Assuming the 90 days horizon HOYA Corporation is expected to generate 1.35 times more return on investment than Origin Agritech. However, HOYA is 1.35 times more volatile than Origin Agritech. It trades about 0.09 of its potential returns per unit of risk. Origin Agritech is currently generating about 0.06 per unit of risk. If you would invest  3,480  in HOYA Corporation on August 29, 2024 and sell it today you would earn a total of  8,590  from holding HOYA Corporation or generate 246.84% return on investment over 90 days.
Time Period3 Months [change]
DirectionMoves Together 
StrengthWeak
Accuracy99.53%
ValuesDaily Returns

HOYA Corp.  vs.  Origin Agritech

 Performance 
       Timeline  
HOYA 

Risk-Adjusted Performance

8 of 100

 
Weak
 
Strong
OK
Compared to the overall equity markets, risk-adjusted returns on investments in HOYA Corporation are ranked lower than 8 (%) of all global equities and portfolios over the last 90 days. Despite nearly fragile basic indicators, HOYA reported solid returns over the last few months and may actually be approaching a breakup point.
Origin Agritech 

Risk-Adjusted Performance

0 of 100

 
Weak
 
Strong
Very Weak
Over the last 90 days Origin Agritech has generated negative risk-adjusted returns adding no value to investors with long positions. Despite nearly stable basic indicators, Origin Agritech is not utilizing all of its potentials. The newest stock price disturbance, may contribute to mid-run losses for the stockholders.

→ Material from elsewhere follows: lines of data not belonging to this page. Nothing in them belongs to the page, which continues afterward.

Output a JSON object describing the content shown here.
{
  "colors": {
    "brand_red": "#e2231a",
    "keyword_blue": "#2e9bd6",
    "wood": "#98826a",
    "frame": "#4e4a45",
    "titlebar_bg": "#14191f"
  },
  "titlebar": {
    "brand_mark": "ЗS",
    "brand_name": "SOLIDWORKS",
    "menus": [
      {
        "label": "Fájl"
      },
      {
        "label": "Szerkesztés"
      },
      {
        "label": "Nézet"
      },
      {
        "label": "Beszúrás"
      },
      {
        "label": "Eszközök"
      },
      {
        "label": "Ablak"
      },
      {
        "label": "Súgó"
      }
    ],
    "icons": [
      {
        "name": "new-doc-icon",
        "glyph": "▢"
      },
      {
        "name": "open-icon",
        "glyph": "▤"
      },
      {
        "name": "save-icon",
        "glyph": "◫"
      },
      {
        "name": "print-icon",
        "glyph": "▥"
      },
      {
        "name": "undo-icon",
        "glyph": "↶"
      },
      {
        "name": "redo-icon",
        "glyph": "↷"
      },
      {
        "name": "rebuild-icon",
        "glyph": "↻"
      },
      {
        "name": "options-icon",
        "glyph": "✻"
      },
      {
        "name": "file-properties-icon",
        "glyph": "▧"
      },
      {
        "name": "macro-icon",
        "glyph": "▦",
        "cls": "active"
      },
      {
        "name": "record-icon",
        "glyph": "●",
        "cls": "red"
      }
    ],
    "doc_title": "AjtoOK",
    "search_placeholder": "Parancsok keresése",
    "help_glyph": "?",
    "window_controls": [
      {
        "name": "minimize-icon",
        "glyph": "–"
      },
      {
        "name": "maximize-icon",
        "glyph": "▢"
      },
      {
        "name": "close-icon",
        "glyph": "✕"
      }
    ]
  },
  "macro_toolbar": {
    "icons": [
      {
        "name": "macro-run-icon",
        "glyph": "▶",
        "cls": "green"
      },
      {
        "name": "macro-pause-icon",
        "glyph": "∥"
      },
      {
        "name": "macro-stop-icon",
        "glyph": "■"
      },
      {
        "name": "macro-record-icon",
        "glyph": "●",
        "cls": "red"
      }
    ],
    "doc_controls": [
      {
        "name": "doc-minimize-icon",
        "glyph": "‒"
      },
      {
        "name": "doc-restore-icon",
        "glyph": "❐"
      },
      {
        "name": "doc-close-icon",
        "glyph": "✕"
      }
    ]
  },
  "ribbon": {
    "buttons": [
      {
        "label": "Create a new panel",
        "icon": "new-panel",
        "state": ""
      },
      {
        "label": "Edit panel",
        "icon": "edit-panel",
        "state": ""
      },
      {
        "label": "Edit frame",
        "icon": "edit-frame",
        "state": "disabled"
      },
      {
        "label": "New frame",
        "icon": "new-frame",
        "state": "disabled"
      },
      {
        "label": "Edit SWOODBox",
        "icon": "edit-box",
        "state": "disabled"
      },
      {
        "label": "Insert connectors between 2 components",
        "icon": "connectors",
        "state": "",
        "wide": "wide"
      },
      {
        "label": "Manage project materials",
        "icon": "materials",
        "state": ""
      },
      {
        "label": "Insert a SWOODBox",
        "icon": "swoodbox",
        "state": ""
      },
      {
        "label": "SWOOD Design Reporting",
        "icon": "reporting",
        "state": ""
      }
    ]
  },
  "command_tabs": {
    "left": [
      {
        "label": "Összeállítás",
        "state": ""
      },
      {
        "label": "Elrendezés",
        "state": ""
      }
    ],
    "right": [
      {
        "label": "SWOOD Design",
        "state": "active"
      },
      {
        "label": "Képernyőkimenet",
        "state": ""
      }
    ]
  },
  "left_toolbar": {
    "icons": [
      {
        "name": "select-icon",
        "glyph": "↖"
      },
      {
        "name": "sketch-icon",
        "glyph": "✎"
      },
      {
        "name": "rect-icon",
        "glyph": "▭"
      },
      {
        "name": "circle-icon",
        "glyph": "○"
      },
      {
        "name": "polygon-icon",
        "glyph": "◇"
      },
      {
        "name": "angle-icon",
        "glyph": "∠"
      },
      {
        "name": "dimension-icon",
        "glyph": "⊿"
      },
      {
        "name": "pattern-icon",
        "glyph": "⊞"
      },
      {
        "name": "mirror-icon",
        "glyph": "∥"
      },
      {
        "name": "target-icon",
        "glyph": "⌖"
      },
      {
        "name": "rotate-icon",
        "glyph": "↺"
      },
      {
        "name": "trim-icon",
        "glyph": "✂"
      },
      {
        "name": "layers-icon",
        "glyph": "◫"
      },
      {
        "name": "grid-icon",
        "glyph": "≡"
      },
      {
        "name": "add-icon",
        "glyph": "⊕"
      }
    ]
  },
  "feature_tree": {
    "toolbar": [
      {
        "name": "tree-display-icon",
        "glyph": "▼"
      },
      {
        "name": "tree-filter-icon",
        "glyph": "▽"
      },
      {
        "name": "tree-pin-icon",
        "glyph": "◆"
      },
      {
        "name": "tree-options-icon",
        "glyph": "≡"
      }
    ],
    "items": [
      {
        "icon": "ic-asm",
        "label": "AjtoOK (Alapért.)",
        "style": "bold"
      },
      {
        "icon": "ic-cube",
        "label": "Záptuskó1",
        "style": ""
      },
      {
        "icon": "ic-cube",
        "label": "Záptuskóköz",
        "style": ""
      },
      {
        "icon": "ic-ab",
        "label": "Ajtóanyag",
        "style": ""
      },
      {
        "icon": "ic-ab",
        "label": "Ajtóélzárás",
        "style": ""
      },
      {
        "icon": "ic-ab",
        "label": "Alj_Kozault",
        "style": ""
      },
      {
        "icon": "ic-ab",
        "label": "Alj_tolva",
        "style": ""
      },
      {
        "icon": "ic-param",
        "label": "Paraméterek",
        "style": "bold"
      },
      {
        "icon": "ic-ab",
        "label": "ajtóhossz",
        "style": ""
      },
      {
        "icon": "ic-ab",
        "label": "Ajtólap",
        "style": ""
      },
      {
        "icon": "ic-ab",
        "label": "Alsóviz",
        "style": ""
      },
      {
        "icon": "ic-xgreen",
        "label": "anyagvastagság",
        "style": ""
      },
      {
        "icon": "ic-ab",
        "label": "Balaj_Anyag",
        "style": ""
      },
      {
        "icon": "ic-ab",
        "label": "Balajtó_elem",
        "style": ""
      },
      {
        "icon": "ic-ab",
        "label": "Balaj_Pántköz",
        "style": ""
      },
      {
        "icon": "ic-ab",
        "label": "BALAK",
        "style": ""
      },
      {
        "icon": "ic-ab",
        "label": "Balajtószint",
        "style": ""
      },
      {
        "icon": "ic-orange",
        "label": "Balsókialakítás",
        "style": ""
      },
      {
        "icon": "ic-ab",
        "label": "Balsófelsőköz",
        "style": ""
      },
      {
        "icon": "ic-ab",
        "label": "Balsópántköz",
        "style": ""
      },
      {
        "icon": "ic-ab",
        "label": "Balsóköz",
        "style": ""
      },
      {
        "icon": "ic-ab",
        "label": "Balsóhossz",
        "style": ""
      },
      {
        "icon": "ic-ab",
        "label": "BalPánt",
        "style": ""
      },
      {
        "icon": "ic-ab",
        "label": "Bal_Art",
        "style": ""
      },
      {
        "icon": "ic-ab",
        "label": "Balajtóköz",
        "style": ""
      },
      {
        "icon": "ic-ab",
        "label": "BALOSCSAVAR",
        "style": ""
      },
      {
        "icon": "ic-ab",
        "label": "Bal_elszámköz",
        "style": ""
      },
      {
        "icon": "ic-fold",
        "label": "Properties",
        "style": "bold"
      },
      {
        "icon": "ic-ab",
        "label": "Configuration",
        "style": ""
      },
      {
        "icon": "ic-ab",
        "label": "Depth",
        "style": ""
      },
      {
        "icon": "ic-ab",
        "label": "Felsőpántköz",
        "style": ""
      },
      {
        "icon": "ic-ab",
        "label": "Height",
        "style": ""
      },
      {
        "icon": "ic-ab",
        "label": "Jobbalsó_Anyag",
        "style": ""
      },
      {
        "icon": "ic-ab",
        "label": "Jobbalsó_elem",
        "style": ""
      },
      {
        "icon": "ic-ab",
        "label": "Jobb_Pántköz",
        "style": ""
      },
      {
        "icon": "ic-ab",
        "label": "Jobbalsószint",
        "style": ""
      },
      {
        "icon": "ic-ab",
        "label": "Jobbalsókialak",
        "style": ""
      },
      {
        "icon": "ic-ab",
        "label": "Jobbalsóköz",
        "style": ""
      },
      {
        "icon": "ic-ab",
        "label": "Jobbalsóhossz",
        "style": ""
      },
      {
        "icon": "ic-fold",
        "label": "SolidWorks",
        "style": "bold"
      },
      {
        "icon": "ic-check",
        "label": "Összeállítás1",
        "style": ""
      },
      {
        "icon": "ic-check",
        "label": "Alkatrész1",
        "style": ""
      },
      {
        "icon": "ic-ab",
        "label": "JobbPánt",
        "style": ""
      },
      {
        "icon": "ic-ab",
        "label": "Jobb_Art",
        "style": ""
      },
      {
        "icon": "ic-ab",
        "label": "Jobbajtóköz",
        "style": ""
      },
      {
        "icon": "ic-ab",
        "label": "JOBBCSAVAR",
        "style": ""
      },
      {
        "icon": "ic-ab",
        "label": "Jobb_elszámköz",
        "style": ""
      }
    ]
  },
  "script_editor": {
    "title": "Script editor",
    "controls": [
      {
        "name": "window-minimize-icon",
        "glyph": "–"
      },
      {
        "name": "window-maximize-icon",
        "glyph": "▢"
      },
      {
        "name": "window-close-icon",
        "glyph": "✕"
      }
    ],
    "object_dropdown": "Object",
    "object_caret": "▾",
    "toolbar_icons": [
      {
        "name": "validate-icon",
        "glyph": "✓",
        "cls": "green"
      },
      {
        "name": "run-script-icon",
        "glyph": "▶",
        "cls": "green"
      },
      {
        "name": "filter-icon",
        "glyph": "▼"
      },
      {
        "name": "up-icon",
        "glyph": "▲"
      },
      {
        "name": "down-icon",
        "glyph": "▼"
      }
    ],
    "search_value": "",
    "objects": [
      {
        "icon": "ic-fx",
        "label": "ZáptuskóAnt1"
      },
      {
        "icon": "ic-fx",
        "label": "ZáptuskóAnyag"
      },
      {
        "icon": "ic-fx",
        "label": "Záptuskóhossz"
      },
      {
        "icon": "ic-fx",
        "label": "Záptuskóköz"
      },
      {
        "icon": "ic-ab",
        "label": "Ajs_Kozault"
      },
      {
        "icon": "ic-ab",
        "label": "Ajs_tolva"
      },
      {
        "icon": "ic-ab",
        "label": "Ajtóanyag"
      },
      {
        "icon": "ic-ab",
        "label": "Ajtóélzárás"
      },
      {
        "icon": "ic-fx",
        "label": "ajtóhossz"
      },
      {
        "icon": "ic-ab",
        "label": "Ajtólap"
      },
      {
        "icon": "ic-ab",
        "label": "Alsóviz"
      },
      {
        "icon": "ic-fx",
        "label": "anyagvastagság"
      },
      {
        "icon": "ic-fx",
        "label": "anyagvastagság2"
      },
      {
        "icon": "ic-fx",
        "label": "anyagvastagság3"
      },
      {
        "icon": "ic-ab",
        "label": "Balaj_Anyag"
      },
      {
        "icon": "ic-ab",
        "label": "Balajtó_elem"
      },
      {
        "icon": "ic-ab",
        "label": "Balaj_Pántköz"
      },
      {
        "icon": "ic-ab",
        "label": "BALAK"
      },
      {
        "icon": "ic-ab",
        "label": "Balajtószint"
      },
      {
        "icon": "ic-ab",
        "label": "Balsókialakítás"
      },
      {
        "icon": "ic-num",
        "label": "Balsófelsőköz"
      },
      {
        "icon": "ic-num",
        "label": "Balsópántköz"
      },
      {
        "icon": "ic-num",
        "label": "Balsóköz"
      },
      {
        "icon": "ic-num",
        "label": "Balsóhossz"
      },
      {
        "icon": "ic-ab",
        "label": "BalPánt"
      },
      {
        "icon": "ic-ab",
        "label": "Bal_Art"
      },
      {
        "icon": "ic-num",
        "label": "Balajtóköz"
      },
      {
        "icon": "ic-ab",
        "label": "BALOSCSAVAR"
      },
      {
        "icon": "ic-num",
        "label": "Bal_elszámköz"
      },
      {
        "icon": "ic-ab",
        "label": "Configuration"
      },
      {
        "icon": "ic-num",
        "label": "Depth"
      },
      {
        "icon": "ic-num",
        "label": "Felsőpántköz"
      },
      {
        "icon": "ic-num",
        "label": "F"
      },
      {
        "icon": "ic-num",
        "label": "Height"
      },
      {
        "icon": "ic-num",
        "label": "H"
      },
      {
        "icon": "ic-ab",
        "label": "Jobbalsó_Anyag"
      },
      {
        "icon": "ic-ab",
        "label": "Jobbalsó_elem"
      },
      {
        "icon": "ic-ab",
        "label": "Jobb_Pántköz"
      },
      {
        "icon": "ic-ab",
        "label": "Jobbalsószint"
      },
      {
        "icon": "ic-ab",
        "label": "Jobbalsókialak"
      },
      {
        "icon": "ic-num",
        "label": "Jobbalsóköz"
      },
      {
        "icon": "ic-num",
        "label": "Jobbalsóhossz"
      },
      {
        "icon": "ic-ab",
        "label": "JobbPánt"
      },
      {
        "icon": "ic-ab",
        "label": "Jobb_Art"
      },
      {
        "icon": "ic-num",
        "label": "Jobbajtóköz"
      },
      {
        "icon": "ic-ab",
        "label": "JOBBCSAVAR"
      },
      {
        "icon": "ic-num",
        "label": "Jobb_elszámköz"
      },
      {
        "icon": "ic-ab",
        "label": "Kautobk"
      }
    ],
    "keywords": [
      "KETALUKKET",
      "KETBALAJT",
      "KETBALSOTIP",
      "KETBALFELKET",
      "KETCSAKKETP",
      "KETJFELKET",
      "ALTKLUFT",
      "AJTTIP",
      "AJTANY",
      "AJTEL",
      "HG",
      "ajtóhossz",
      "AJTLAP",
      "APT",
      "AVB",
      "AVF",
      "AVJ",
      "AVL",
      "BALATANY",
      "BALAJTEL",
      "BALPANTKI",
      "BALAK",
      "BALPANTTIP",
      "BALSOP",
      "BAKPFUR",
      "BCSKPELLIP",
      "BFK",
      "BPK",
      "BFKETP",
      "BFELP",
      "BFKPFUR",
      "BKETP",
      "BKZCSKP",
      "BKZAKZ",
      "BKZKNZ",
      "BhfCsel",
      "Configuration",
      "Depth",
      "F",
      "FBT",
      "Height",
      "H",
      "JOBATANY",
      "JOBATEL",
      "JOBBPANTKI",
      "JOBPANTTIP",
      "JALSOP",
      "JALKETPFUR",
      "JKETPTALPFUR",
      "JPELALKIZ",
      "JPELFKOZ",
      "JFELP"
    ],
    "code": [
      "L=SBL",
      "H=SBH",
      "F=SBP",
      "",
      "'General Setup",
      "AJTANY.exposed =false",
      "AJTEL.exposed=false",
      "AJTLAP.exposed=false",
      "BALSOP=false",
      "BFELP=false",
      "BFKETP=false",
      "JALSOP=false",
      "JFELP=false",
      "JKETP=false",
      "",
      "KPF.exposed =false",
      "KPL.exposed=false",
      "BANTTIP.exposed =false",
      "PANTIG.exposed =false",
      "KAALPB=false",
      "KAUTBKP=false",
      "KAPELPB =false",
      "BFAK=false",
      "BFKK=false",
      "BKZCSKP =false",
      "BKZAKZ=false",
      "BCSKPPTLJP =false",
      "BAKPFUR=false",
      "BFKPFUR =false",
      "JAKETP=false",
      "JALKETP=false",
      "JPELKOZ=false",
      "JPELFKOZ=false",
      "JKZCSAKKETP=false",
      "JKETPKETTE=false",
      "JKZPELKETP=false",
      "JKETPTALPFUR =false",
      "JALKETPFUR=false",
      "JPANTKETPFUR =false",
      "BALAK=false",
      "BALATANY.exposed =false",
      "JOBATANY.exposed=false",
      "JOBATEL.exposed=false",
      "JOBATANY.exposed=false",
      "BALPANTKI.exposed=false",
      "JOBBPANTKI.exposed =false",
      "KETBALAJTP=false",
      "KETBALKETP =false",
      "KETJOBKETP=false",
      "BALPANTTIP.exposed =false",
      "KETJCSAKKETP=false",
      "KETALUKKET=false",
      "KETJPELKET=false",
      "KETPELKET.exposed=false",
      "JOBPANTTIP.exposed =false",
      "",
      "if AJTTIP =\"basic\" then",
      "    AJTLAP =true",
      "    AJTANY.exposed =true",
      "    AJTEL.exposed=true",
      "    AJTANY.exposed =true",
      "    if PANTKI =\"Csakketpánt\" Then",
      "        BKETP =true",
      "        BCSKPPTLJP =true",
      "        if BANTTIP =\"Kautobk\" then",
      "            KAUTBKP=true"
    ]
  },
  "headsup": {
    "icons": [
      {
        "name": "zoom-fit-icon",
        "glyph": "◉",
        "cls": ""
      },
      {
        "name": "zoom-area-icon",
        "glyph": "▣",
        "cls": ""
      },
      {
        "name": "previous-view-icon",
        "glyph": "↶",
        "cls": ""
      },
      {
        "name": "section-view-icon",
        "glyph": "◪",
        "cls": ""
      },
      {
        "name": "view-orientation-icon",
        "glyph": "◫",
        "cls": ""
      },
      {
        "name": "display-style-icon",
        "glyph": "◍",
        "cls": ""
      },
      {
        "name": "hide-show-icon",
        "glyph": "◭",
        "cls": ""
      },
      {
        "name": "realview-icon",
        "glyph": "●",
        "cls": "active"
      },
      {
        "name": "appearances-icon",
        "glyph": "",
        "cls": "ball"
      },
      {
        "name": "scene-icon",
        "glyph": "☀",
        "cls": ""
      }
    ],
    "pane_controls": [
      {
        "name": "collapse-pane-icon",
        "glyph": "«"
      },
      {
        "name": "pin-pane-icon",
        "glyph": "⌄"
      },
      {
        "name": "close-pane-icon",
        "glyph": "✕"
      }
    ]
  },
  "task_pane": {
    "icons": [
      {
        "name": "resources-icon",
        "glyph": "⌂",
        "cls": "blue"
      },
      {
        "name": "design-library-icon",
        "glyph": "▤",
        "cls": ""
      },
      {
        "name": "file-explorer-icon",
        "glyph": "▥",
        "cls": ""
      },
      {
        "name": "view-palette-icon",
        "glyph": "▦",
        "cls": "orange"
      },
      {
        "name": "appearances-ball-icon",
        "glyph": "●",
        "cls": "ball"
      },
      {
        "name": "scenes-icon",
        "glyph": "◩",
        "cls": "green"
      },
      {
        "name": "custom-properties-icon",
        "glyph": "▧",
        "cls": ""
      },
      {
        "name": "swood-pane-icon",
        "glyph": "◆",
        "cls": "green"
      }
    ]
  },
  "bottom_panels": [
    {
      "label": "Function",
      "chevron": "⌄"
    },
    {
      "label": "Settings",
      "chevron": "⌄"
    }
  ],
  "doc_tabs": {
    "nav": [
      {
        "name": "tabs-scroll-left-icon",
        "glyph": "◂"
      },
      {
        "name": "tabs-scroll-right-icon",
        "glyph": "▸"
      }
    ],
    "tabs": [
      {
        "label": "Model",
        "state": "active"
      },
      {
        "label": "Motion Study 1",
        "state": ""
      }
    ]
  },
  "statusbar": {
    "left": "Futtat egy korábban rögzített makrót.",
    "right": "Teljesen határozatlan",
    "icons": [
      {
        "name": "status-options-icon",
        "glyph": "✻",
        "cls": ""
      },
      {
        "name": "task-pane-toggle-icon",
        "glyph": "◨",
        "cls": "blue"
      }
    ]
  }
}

HOYA and Origin Agritech Volatility Contrast

   Predicted Return Density   
       Returns  

Pair Trading with HOYA and Origin Agritech

The main advantage of trading using opposite HOYA and Origin Agritech positions is that it hedges away some unsystematic risk. Because of two separate transactions, even if HOYA position performs unexpectedly, Origin Agritech can make up some of the losses. Pair trading also minimizes risk from directional movements in the market. For example, if an entire industry or sector drops because of unexpected headlines, the short position in Origin Agritech will offset losses from the drop in Origin Agritech's long position.
The idea behind HOYA Corporation and Origin Agritech pairs trading is to make the combined position market-neutral, meaning the overall market's direction will not affect its win or loss (or potential downside or upside). This can be achieved by designing a pairs trade with two highly correlated stocks or equities that operate in a similar space or sector, making it possible to obtain profits through simple and relatively low-risk investment.
Check out your portfolio center.
Note that this page's information should be used as a complementary analysis to find the right mix of equity instruments to add to your existing portfolios or create a brand new portfolio. You can also try the Risk-Return Analysis module to view associations between returns expected from investment and the risk you assume.